Volume 1 : Jakarta Bogor

Eko Broto Budiarto
Chapter #2

2. Bengkel di Pinggir Mampang

Pagi baru merangkak naik waktu Boedy melintasi Pasar Minggu. Langit masih pucat, seperti belum sepenuhnya sadar kalau hari sudah berganti. Boedy tak terlalu peduli dengan waktu, ia hanya mengikuti arah angin dan detak hatinya. Motornya berjalan perlahan, melewati tukang sayur yang baru menata dagangan, suara ibu-ibu menawar, dan klakson angkot yang tak sabaran. Jakarta masih bising, tapi Boedy sudah mulai terbiasa memisahkan bising luar dari tenang dalam.

Namun di tengah jalan Mampang yang padat dan sempit, motornya mulai terasa aneh. Setiap Boedy melaju, ada guncangan kecil di bagian belakang. Ia menepi di depan minimarket dan melihat ban belakangnya kempes. Ia menghela napas, bukan karena kesal, tapi karena sadar: perjalanan ini akan selalu menyelipkan "berhenti" sebagai bagian dari maju.

Di seberang jalan, ada bengkel kecil. Papan kayunya hampir lapuk, bertuliskan "Tambal & Servis – Komar Motor". Seorang lelaki tua sedang duduk di kursi plastik, menggenggam cangkir teh yang sudah dingin. Di dekatnya, seorang anak laki-laki sekitar 17 tahunan sedang membereskan alat-alat tambal ban.

Boedy mendorong motornya ke sana. Si lelaki tua menoleh, matanya sipit tertutup usia tapi sorotnya masih hangat. "Ban bocor ya?" tanyanya. Boedy tersenyum, "Iya, Pak. Belakang."

Tanpa banyak tanya, si anak langsung mengambil dongkrak kecil dan mulai membuka baut roda belakang. Boedy duduk di dekat mereka, menikmati suasana bengkel yang sunyi tapi hidup. Sesekali terdengar suara logam bergesekan, diselingi dengungan lalat dari warung sebelah. Tidak ada musik, tidak ada suara radio, hanya suara alat dan napas manusia yang bekerja.

Boedy memperhatikan anak itu bekerja. Gerakannya cekatan tapi wajahnya datar, seperti orang yang melakukan sesuatu karena terpaksa, bukan karena cinta. Boedy menoleh ke si bapak, yang ternyata bernama Pak Komar, seperti di papan. "Anaknya, Pak?" tanya Boedy. Si bapak mengangguk sambil menyeruput teh. "Namanya Danu."

Boedy tak langsung tanya lebih jauh.
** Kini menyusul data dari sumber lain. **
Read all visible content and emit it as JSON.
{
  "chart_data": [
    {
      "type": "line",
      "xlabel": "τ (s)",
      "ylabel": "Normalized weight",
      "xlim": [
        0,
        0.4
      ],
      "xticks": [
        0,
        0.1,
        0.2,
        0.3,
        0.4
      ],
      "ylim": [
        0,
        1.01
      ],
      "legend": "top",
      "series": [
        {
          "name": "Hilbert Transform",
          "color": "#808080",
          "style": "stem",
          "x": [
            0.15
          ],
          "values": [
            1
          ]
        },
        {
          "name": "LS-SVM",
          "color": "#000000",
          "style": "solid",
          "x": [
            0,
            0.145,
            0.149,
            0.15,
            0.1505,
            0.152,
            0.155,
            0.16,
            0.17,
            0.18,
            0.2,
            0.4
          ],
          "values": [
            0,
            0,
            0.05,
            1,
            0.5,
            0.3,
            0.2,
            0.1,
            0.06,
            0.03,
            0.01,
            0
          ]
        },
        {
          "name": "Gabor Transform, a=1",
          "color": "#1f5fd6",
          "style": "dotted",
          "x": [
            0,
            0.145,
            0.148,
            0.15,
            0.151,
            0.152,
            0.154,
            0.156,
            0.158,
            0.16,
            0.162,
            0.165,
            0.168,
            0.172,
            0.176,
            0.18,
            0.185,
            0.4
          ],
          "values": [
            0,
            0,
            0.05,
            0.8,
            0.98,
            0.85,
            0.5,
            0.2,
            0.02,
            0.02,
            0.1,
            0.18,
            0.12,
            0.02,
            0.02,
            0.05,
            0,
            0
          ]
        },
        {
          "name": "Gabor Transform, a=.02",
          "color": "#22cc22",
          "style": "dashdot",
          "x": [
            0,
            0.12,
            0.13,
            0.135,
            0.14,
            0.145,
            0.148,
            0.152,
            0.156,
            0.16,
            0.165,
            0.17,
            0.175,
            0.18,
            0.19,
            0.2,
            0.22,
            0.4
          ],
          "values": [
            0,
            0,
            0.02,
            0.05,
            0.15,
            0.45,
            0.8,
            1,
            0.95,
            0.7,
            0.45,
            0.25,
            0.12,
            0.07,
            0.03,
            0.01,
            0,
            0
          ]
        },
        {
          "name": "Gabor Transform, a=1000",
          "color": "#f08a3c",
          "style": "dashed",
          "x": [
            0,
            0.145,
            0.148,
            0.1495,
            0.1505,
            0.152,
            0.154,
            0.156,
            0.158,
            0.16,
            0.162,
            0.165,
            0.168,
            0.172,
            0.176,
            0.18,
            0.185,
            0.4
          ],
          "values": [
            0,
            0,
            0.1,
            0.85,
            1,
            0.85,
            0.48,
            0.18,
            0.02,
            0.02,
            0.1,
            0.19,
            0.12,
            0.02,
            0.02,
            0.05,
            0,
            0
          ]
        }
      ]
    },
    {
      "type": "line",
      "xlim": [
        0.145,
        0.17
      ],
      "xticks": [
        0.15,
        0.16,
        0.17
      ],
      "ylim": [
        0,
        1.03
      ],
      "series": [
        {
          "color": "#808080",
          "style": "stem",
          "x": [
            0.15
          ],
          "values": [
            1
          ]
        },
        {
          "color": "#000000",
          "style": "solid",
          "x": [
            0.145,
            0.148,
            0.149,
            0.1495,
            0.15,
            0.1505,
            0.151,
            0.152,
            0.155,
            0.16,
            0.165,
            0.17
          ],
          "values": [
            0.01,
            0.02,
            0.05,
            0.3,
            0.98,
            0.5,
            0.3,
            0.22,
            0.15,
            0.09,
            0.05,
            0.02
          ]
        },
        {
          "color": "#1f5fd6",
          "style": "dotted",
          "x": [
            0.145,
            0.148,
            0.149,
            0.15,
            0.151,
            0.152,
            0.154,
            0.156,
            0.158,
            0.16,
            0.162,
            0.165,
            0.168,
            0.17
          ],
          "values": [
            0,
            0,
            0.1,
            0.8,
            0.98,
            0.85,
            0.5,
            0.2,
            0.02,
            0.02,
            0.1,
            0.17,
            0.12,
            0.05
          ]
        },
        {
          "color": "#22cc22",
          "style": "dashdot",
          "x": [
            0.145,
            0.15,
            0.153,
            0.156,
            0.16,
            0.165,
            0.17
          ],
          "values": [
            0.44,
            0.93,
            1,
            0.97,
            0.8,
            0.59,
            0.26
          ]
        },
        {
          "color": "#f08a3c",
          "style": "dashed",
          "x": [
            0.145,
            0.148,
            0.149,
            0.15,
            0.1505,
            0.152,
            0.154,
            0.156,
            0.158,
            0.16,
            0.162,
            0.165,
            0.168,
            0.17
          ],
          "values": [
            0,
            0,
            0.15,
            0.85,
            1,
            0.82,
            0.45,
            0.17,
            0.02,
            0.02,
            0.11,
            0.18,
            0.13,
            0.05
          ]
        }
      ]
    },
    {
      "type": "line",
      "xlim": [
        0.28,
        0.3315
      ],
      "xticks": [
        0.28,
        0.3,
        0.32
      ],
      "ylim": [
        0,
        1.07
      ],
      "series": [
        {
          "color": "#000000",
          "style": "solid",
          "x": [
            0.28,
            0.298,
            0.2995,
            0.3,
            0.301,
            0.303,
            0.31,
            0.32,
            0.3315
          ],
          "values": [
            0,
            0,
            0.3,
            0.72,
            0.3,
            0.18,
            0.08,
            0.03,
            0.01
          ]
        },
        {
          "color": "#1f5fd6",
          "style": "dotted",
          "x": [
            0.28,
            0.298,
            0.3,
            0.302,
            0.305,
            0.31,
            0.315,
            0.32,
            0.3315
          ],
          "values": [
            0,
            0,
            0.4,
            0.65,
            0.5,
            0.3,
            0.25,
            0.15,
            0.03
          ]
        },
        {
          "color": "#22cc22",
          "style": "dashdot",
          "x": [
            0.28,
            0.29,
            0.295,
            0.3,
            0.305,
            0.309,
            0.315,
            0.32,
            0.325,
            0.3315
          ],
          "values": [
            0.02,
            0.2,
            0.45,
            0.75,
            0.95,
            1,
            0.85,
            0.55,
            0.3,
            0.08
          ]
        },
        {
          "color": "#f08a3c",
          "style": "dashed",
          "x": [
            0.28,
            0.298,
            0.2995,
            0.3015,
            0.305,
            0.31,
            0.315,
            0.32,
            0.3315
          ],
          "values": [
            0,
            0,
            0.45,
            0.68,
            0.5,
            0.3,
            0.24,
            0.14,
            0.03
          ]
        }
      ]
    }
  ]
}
Ia tahu, kadang jawaban datang lebih jujur kalau ditunggu, bukan dipaksa keluar. Lima belas menit berlalu, dan ban sudah kembali terisi. Tapi sebelum Boedy berdiri, suara Pak Komar pelan terdengar, seperti gumaman, "Dulu dia pintar, sekolahnya bagus. Tapi sekarang ya beginilah."

Boedy menoleh, kali ini menatap langsung ke mata Pak Komar. Si bapak tidak mengelak, malah bercerita perlahan. "Waktu pandemi kemarin, saya sempat sakit. Utang menumpuk. Dia berhenti sekolah biar bisa bantu saya di sini. Katanya nanti bisa lanjut, tapi makin ke sini makin berat. Saya pengin dia sekolah lagi, tapi duit dari tambal ban begini paling cuma cukup buat makan."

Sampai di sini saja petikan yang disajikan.